VIDA, an organization for women in the literary arts, has just released its annual "VIDA Count," which calculates the gender ratio of authors published by major English-language magazines and journals in 2015. This year VIDA has expanded their survey to take into account race and ethnicity, gender, sexual identity, and ability, calling it the "year of intersectional thinking."
In terms of gender parity, some of the worst offenders were The Atlantic, where women accounted for only 30 percent of pieces published in 2015, and The Times Literary Supplement, where the same figure was 29 percent. Below is a summary from the VIDA website of how other major publications fared. The full report can be found here.

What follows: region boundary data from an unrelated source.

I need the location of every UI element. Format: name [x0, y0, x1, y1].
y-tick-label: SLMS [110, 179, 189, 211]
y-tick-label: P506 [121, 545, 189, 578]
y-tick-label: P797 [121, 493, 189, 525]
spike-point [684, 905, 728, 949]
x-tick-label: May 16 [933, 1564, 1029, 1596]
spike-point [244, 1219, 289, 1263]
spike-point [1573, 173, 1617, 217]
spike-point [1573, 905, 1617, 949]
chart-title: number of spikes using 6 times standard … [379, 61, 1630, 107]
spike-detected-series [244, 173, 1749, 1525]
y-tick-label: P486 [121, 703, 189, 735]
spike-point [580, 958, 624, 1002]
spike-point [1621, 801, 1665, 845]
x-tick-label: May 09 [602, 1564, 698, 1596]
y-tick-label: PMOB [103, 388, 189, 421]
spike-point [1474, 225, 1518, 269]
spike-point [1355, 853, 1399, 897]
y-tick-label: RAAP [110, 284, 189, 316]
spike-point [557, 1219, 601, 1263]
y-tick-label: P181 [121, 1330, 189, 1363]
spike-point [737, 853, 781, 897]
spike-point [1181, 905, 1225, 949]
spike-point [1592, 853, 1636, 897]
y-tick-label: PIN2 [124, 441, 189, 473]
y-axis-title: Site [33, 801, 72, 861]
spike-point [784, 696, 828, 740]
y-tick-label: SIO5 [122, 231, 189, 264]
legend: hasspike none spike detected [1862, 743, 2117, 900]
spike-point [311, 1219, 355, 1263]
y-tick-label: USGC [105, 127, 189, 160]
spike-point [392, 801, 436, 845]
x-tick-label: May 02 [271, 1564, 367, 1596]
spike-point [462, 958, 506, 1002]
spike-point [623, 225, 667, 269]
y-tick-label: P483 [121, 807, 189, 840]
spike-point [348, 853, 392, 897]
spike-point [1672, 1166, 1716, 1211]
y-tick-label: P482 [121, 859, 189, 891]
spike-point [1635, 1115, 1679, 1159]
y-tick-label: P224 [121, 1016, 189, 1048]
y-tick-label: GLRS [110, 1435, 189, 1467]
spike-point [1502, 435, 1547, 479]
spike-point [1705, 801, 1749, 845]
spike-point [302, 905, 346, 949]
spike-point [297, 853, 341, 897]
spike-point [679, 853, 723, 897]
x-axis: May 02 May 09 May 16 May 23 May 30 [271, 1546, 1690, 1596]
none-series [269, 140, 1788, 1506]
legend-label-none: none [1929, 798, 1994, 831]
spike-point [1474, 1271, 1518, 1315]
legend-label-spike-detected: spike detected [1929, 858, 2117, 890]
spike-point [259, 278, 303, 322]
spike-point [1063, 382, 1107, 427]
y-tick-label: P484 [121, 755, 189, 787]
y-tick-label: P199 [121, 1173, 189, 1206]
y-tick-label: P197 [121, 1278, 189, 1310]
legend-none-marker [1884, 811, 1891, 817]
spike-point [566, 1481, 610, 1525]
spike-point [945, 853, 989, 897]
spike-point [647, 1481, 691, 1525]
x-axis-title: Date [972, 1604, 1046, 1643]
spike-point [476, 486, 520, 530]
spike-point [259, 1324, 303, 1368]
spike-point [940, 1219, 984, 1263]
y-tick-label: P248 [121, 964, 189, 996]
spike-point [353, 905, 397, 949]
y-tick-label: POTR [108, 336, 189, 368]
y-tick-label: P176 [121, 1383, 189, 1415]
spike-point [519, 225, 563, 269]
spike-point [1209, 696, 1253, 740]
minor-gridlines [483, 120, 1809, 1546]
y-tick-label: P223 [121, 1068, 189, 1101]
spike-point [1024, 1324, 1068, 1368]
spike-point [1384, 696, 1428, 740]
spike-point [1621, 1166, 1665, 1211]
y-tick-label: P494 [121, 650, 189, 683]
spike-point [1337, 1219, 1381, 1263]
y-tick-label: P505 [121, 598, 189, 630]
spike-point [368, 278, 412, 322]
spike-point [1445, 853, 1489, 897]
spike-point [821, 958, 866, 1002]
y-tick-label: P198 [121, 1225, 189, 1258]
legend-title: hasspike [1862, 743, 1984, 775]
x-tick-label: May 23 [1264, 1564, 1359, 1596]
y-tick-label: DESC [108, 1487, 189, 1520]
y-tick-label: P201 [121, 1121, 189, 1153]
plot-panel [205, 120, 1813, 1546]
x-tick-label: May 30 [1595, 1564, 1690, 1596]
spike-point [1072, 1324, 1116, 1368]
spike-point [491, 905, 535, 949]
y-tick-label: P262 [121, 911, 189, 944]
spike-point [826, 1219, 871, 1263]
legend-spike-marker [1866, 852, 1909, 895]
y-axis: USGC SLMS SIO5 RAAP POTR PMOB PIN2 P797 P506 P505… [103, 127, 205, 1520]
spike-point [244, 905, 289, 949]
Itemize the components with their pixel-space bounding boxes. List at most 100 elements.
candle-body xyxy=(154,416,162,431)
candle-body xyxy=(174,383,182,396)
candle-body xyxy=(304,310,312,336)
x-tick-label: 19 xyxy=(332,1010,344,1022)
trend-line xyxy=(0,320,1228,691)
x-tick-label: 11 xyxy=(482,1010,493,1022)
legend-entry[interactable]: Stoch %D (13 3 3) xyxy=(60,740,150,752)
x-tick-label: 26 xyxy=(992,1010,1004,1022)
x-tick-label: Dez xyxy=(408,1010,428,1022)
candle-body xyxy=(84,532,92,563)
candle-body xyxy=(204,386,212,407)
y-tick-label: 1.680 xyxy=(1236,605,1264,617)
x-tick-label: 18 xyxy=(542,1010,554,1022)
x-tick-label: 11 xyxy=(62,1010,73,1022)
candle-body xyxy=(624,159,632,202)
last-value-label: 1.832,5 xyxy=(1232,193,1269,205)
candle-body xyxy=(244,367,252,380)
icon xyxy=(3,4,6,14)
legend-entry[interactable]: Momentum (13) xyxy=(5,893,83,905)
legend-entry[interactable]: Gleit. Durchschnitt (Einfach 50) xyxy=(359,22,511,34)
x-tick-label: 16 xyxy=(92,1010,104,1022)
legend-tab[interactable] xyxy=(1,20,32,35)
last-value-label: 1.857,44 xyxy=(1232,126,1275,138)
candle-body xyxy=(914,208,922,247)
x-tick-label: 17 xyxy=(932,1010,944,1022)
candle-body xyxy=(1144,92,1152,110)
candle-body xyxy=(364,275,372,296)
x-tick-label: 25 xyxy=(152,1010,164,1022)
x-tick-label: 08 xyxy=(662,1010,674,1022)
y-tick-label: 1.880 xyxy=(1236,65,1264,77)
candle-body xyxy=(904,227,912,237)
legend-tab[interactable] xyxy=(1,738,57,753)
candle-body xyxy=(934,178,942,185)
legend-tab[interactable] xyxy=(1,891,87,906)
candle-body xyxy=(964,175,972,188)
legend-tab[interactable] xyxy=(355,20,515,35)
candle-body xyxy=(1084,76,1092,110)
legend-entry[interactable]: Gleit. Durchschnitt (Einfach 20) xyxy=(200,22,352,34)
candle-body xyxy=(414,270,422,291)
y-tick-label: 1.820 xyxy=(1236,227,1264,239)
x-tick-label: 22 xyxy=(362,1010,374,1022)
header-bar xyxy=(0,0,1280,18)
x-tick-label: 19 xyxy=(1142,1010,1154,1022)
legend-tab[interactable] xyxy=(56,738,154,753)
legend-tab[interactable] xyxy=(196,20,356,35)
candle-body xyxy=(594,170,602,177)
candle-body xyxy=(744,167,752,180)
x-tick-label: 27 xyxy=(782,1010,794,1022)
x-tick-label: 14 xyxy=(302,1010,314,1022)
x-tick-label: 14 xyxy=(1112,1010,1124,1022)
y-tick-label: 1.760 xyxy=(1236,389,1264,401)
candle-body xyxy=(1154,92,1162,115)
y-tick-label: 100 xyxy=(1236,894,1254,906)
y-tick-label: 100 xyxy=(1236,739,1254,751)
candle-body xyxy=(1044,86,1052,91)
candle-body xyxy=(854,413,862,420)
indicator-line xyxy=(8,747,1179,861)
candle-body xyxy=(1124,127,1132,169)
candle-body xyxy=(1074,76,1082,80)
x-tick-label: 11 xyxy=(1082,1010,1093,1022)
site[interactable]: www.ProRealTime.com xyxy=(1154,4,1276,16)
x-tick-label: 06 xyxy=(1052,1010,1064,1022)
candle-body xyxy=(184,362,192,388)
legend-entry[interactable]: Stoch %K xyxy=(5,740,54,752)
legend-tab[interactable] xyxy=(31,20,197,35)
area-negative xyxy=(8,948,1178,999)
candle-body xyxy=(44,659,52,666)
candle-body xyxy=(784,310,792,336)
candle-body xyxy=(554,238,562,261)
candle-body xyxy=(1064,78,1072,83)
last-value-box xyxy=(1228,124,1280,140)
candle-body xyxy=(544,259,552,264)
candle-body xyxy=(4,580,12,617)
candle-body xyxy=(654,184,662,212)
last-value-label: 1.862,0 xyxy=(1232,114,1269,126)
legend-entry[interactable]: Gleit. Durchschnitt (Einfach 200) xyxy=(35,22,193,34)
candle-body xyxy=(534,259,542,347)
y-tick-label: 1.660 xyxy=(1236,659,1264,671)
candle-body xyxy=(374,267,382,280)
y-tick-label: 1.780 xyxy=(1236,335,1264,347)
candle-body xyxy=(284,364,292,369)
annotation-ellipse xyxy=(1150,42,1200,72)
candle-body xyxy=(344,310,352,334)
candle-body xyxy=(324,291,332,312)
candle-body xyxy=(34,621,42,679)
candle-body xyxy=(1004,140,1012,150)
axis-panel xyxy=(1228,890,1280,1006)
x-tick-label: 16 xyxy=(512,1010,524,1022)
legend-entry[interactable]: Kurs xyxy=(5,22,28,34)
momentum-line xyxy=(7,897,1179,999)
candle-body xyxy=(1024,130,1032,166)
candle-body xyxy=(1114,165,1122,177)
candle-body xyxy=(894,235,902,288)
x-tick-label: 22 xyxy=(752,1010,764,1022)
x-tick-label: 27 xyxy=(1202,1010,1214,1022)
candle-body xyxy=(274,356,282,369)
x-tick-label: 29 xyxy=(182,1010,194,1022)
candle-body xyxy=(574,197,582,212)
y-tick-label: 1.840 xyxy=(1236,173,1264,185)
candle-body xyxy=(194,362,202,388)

Two years ago, we celebrated a great turnaround at The Paris Review as the publication reached gender parity with women representing 51 percent of the pie. In 2014 we reported 40 percent representation. In 2015, women make up just about one-third of the pie, at 34 percent overall. The silver lining? Interviews of women are 64 percent.
Harper’s overall numbers reflect executive editor Christopher Beha’s public commitment to improvement. In 2015 the share of the pie for women was 38 percent (83 bylines by women), its highest since VIDA began counting. Bylines by women increased by 11 percentage points since last year, following last year’s 10-percentage point increase.
Poetry's consistently good pies reflected 49 percent (185 bylines) were by women. Since VIDA began counting, women have represented 40 percent of the pie or more. Poetry‘s bylines in 2015 also included writers who identified as trans women — transfeminine and trans women — genderqueer/genderfluid, which taken together comprised 0.8 percent of the pie.
Granta continued steady progress toward gender parity in 2015. Women represented 49 percent of contributors, up slightly from last year’s 48 percent.
Last year we reported that The New Republic made good on its promise to change, with slight improvement in most categories. In 2015, we observed a dramatic increase, as women’s share of the pie increased to 45 percent, up 18 percentage points from 2014’s 27 percent.
Of the six years VIDA has counted, at The Times Literary Supplement women writers have made up less than one third of the pie. In 2015, overall, 917 pieces by women writers made up 29 percent of the pie. This reflects a 1-percentage point increase from last year’s 28 percent. Three book reviews and one author reviewed identified as trans women, comprising 0.1 percent of the pie.
The count favored women in the categories of book reviewers, authors reviewed, and in-brief at the Boston Review. Overall, women made up 46 percent of the pie, which is the highest percentage over the six-year period we’ve been counting, up from 33 percent in 2010.
Last year we were cautiously optimistic about progress at The Atlantic, which saw an 8 percentage point increase to 40 percent women overall. Unfortunately, this trend did not hold for 2015, as the overall percentage for women dropped to 30 percent, its lowest percentage for the last three years. Men took home a greater share of the pie in every category, including bylines (70%).